Our water pump broke and the plumber says it’ll take a week to get the part we need, so we go to Aunt Rose’s house in town to get water. City water comes from the Cumberland River and Pop says it’s nasty and tastes like chemicals. He’d take our well water any day, he says, even though it’s full of iron and sulfur and turns the white clothes yellow.

Rose’s wringer washing machine is sitting in the
middle of the kitchen floor taking up all the room. She washes and starches and irons shirts for the better men in town while their wives polish their nails and play cards.

We duck beneath a line of wet shirts and pants and boxy underwear to get to the sink. Momma and Jack fill their jugs first and Rose follows them to the front porch while they take their jugs to the car. I fill mine while Lenny waits in the doorway.

“That’s the preacher’s blue shirt,” I say, pointing to the only blue amongst the whites and yellows.

“I think you’re right,” Lenny says.

“It’s the one Zeno’s little brother threw up on,” I say, recalling how the preacher had picked up the baby and patted him on the back so hard his milk came up all over that blue shirt. It had small gray lines in it, almost invisible from a distance. “I’d like to put that shirt on a monkey.”

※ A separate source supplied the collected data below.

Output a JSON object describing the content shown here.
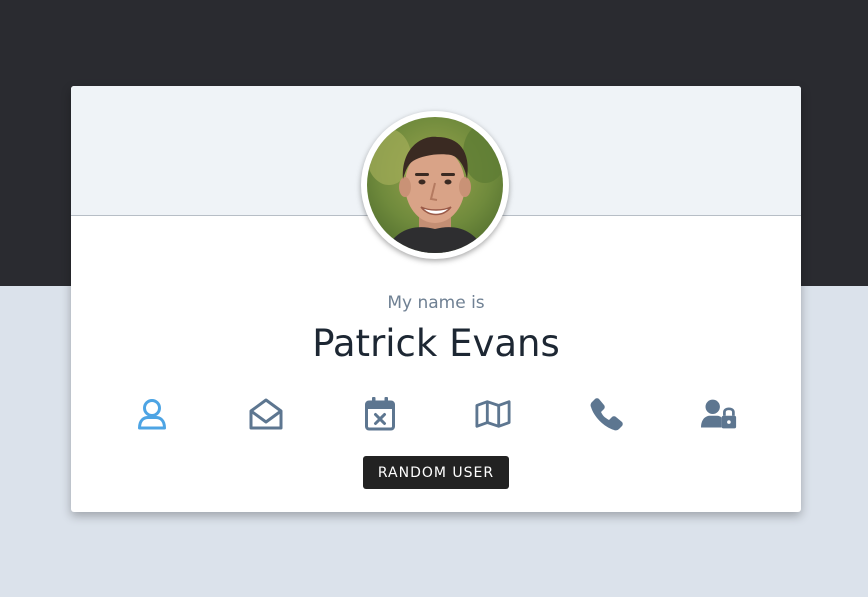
{
  "card": {
    "subtitle": "My name is",
    "name": "Patrick Evans",
    "button_label": "RANDOM USER"
  },
  "icons": [
    {
      "name": "user-icon",
      "active": true
    },
    {
      "name": "envelope-open-icon",
      "active": false
    },
    {
      "name": "calendar-icon",
      "active": false
    },
    {
      "name": "map-icon",
      "active": false
    },
    {
      "name": "phone-icon",
      "active": false
    },
    {
      "name": "user-lock-icon",
      "active": false
    }
  ],
  "colors": {
    "dark_bg": "#2a2b30",
    "light_bg": "#dbe2eb",
    "icon_default": "#5d7690",
    "icon_active": "#4da4e4",
    "button_bg": "#222222"
  }
}
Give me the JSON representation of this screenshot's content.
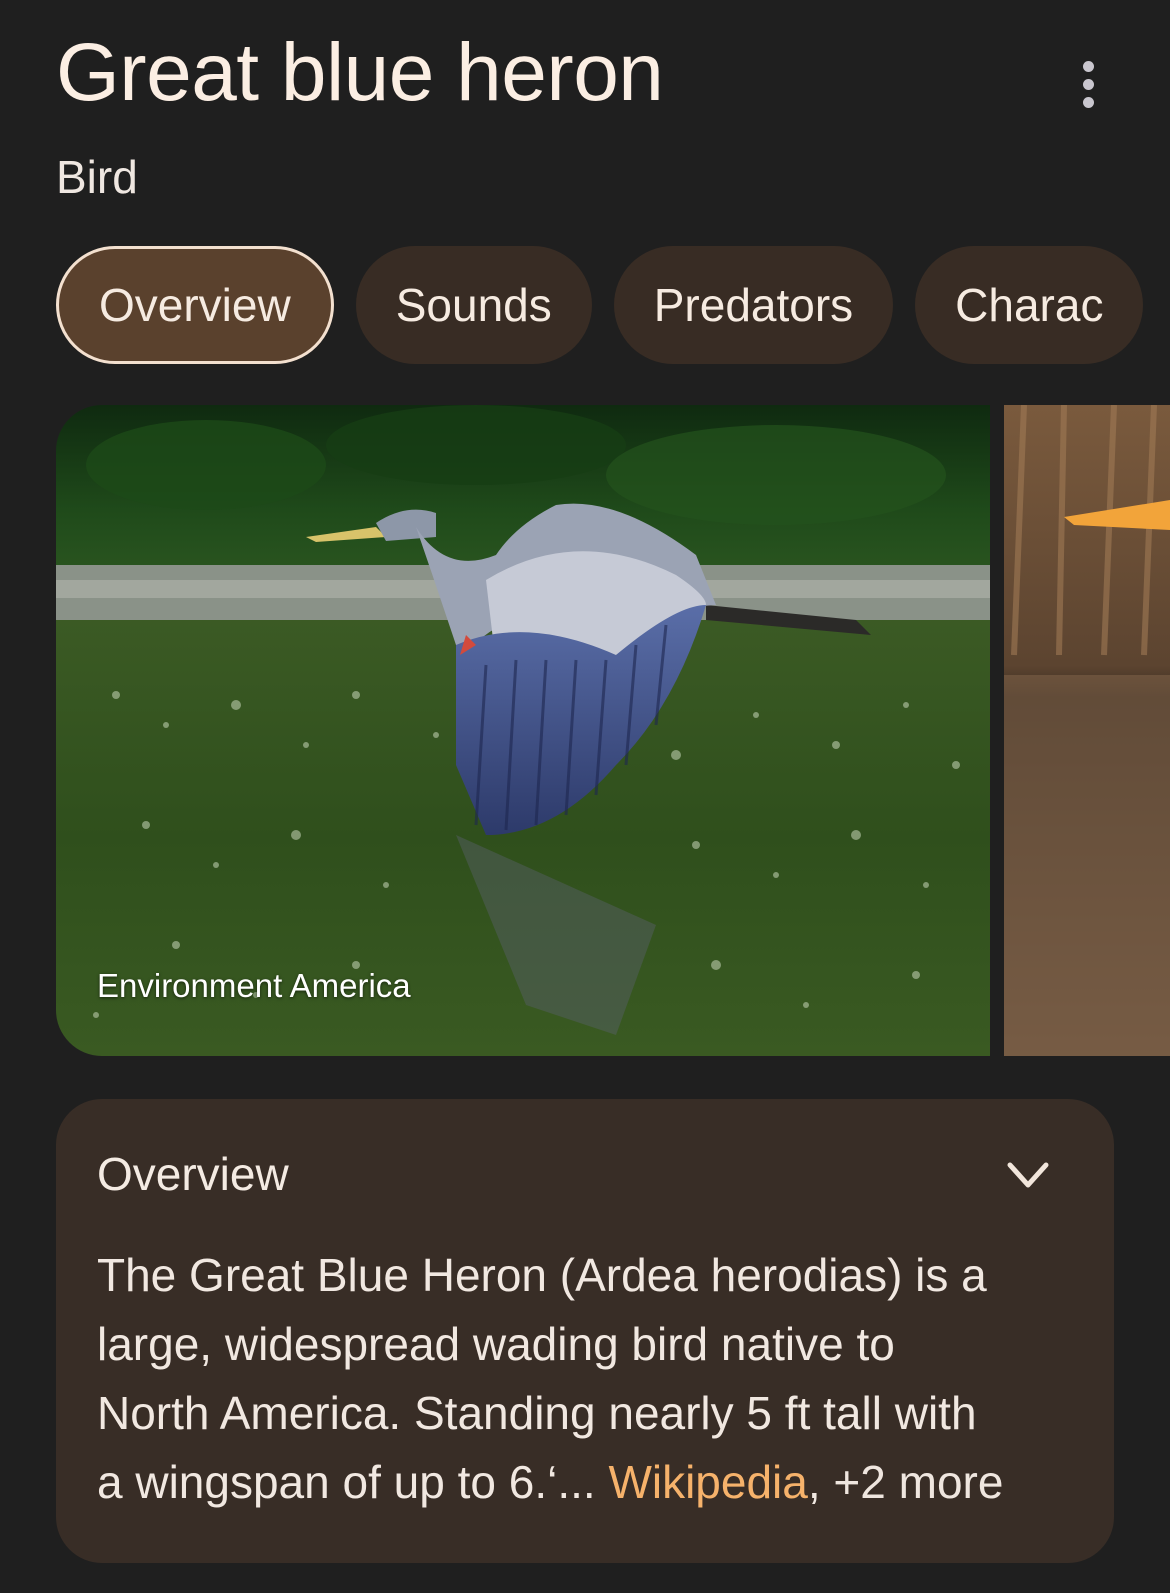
{
  "header": {
    "title": "Great blue heron",
    "subtitle": "Bird",
    "more_icon": "more-vert-icon"
  },
  "tabs": [
    {
      "label": "Overview",
      "active": true
    },
    {
      "label": "Sounds",
      "active": false
    },
    {
      "label": "Predators",
      "active": false
    },
    {
      "label": "Charac",
      "active": false
    }
  ],
  "gallery": {
    "main_caption": "Environment America"
  },
  "overview": {
    "heading": "Overview",
    "toggle_icon": "chevron-down-icon",
    "lines": [
      "The Great Blue Heron (Ardea herodias) is a",
      "large, widespread wading bird native to",
      "North America. Standing nearly 5 ft tall with",
      "a wingspan of up to 6.‘... "
    ],
    "source_link": "Wikipedia",
    "separator": ", ",
    "more_link": "+2 more"
  },
  "colors": {
    "background": "#1f1f1f",
    "chip": "#382c24",
    "chip_active": "#5a412d",
    "card": "#382d26",
    "link": "#f6b26b"
  }
}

Lenny laughs so hard he has to hold his belly. He’ll laugh at anything I say.

I’m turned around watching him when Aunt Rose walks back in the kitchen.

“Look at that!” she shrieks, and points to the sink. “You know better than to waste water.”

The faucet’s on full blast and water is pouring over the jug. I turn it off, but Aunt Rose’s face is aflame. She wipes off the counter even though it didn’t really splash that far.